仮定の上で出された回答を記録したようにも思える。#公園廃止 #青木島遊園地 #脅迫罪 https://t.co/mKhAL85YJT pic.twitter.com/s1cCHDCKAX
弁護士見解と付けることは忘れない。
— びんぼっちゃま@インディーズ医療法学者 (@binbo_cb1300st) 2022年12月18日
一般人ならともかく、地域の立法権(条例制定)に携わる議員が犯罪の構成要件を知らない、といって、どの言動が害悪の告知と特定せずに弁護士見解を広めても免責されるのか。
それとも害悪の告知の証拠をお持ちか?#公園廃止 https://t.co/mKUSs3t3Vi
一般人なら役所の文書に記載された弁護士の見解を投稿しても、「信じるに足る相当の理由」があるとして、名誉毀損の不法行為の成立を否定する余地は出てくるかもしれない。

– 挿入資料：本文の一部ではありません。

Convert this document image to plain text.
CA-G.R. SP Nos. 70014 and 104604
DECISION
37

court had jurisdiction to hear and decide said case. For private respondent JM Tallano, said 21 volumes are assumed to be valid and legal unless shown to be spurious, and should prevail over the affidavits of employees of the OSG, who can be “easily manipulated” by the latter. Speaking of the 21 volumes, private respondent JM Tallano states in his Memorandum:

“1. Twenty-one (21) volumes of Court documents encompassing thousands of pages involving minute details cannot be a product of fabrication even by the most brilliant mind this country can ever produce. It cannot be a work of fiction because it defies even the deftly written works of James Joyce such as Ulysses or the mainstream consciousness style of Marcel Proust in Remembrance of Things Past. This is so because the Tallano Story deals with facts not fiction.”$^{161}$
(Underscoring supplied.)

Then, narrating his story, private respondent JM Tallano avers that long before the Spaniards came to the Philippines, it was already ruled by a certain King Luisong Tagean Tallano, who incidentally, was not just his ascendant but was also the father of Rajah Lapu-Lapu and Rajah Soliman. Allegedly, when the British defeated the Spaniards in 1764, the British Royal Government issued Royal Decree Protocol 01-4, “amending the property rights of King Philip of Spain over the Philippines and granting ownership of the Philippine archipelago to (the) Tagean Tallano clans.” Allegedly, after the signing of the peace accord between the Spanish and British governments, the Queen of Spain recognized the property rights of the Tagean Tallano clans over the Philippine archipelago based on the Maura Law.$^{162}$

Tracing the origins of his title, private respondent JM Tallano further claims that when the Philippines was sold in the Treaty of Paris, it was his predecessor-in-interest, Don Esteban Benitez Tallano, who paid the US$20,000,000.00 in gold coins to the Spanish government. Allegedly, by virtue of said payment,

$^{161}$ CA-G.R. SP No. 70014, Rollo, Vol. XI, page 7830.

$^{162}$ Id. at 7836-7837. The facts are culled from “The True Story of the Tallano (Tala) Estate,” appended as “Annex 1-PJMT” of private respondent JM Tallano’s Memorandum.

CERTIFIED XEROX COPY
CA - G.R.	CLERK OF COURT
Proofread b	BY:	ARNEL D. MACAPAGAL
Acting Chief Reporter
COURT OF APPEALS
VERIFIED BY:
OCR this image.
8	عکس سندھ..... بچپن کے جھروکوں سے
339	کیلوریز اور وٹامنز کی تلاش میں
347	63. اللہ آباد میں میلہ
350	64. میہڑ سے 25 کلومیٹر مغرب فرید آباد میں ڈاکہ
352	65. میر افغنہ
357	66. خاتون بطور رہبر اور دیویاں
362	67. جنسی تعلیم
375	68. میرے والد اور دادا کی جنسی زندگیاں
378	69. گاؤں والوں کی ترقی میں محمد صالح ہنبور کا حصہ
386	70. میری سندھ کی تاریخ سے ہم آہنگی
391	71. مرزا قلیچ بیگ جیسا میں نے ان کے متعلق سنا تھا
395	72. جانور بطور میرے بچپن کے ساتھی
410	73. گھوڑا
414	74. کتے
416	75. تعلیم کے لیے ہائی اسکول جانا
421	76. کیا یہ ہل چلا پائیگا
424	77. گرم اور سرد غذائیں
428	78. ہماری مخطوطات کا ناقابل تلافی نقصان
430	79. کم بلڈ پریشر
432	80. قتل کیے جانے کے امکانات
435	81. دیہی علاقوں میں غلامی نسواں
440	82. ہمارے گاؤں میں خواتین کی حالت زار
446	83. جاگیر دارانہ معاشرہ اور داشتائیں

しかし、地域の立法権(条例制定)を担う市議会議員が、法的な事柄に対し、一般人と同レベルというわけにもいくまい。
弁護士との相談の際、市側が害悪の告知を仮定して相談し、その仮定を前提として脅迫罪と答えたのかもしれない。
仮定無しで脅迫罪(または強要罪)が成立するならなぜ被害届の提出を弁護士はアドバイスしなかったのか。
まとめると
- 脅迫罪等の必要条件である「害悪の告知」が苦情主のどの言動か、不明。
- 仮定なしに脅迫罪等が成立するなら、なぜ弁護士は被害届等の提出をアドバイスしなかったのか。
という疑問が有る。
小泉氏の投稿は、「苦情主が、弁護士が脅迫罪と解釈するような行為をした。」という事実の摘示とも解釈可能であろう。
*1:そんなことを言ったら、児童センターや公園の設立手続きも近隣住民に説明していない時点で不当なのだから、今回の廃止は当然である。